Acho que o "puxadinho carioca" para mim foi isso: a chance de mostrar que quem falava de polícia, cobrava das autoridades e exigia mudanças, também poderia devolver ao Rio o que suas mazelas tiravam da cidade, furtivamente, todos os dias: a auto-estima. Era a hora de mostrar o lado "doce" do Rio de Janeiro depois de provar o lado "amargo" da nossa babilônia pós-moderna. Uma sacada da nossa diretora, Vanessa Andrade, que antes de mais nada queria manter o formato original do "label" nacional, "Hoje em Dia".

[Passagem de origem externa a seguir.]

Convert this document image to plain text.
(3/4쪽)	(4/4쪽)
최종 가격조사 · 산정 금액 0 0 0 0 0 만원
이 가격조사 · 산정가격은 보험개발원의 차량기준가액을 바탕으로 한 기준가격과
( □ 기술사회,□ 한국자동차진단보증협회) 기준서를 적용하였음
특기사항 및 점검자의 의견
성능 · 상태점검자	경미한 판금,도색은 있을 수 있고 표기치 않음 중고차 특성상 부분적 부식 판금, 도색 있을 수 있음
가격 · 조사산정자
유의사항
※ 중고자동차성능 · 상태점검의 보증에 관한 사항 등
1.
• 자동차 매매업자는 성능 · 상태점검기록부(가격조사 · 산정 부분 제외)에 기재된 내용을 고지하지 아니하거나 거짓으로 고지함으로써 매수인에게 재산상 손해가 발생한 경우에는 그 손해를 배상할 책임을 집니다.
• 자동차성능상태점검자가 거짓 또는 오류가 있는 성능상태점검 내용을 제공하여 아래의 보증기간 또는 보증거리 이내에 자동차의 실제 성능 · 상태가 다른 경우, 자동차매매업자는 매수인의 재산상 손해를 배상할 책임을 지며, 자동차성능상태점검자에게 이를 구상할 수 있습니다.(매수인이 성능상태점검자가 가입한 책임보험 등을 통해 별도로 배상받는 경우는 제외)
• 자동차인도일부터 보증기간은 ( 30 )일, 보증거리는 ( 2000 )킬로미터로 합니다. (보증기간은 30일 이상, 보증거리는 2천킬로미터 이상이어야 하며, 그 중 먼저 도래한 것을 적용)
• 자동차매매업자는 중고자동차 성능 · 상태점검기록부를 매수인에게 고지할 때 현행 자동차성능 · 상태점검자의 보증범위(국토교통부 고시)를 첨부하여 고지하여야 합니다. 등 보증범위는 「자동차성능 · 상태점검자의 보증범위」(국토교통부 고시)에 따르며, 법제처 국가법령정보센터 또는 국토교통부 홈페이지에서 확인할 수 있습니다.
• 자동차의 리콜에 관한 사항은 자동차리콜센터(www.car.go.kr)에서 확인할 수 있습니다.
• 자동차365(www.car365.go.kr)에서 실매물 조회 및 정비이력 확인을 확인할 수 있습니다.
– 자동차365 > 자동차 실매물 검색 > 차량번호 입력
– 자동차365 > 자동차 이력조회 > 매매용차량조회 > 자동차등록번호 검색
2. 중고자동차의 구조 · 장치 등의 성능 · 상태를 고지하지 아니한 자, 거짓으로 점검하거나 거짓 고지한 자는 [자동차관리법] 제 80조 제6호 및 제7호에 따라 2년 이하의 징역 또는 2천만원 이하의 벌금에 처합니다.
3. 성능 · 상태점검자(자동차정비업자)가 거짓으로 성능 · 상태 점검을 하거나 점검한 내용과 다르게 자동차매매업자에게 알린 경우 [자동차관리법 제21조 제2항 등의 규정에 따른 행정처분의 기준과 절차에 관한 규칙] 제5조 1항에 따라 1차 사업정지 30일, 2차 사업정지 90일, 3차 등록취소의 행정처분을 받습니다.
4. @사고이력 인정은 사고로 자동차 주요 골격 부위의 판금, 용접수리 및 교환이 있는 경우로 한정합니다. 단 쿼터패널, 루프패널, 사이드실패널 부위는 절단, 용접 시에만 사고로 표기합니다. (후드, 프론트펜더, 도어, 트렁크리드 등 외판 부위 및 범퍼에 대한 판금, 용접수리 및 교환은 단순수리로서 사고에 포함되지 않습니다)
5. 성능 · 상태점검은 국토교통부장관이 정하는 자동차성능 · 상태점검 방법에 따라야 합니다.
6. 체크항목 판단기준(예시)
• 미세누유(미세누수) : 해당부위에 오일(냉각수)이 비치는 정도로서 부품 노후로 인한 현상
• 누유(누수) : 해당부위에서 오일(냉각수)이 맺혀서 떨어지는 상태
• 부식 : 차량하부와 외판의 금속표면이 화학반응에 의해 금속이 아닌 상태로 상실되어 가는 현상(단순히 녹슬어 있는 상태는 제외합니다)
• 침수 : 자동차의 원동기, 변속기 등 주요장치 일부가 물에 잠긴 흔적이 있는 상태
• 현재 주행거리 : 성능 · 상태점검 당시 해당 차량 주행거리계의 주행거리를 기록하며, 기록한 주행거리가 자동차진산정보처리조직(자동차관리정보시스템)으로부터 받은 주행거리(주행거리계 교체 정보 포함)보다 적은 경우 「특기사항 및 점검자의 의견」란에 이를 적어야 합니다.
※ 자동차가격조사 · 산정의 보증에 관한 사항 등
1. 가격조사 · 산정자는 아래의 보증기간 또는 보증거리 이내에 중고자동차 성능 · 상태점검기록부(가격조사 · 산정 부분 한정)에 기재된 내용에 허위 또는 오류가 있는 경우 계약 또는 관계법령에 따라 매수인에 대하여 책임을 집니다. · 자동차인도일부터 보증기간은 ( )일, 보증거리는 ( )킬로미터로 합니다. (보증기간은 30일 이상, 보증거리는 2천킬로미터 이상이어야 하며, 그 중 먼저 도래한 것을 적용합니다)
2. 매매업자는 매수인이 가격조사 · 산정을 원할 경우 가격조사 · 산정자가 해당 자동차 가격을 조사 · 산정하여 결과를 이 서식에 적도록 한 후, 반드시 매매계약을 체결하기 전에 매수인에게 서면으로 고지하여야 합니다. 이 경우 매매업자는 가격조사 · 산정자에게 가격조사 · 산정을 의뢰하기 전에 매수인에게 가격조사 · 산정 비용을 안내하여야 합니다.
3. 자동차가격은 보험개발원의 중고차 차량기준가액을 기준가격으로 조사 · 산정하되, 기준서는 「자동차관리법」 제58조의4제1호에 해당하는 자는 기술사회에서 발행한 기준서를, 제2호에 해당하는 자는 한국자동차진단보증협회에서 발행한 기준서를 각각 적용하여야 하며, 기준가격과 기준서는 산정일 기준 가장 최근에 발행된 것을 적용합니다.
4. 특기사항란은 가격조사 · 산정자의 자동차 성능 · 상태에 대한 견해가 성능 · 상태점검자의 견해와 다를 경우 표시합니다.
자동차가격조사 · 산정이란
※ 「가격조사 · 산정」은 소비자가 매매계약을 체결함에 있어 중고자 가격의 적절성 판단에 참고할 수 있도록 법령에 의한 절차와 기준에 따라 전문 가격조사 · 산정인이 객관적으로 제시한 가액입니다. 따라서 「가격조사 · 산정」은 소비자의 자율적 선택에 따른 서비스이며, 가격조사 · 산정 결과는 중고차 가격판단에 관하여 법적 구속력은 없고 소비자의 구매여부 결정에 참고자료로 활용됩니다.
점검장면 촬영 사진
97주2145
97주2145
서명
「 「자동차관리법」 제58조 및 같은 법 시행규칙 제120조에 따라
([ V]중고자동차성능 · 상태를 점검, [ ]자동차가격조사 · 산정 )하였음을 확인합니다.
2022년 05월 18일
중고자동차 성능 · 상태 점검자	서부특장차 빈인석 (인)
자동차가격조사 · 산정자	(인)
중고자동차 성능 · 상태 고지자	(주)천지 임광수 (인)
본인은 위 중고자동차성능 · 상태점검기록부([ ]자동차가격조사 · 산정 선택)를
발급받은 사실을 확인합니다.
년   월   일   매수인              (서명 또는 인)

Foi no "puxadinho carioca" que aprendi a ver uma "fatia" do Rio de Janeiro que estava longe do meu objeto de estudo no antigo projeto, que também amava apresentar. Eu passara a ver o lado da cidade mais para "Rio-cartão-postal", sem me fastar do totalmente do chamado "hard-news". E foi dele, do RJ Record - jornalistico que apresentava antes do Hoje em Dia - que me veio uma explicação para essas mudanças: eu também tive que abrir mão dele um dia para abraçar um novo projeto. E a vida da gente pode ser mais cíclica do que pensamos. Minha maior preocupação na época era imaginar como seria o novo desafio ao lado da Mariana Leão.
Para o futuro há projetos. Pode ser uma nova linha de reportagens, um novo programa, ou voltar para onde vim, o hard-news "nú e cru". A Record não pára de crescer e tem a saudável idéia fixa de liderança. E isso não é discurso ideológico da empresa. Isso é minha percepção lógica, que não depende nem de estar dentro dela para ver.
É sempre bom não perdermos de vista que antes de sermos de qualquer programa, somos de televisão.
Programas entram no ar, saem do ar. Não foi o primeiro e provavelmente não será o último a ter o seu "início-meio-fim". Alguns por mais tempo outros não. Mas há um propósito em tudo.
É aquela história de nunca se pensar apenas em uma árvore e sim na floresta inteira.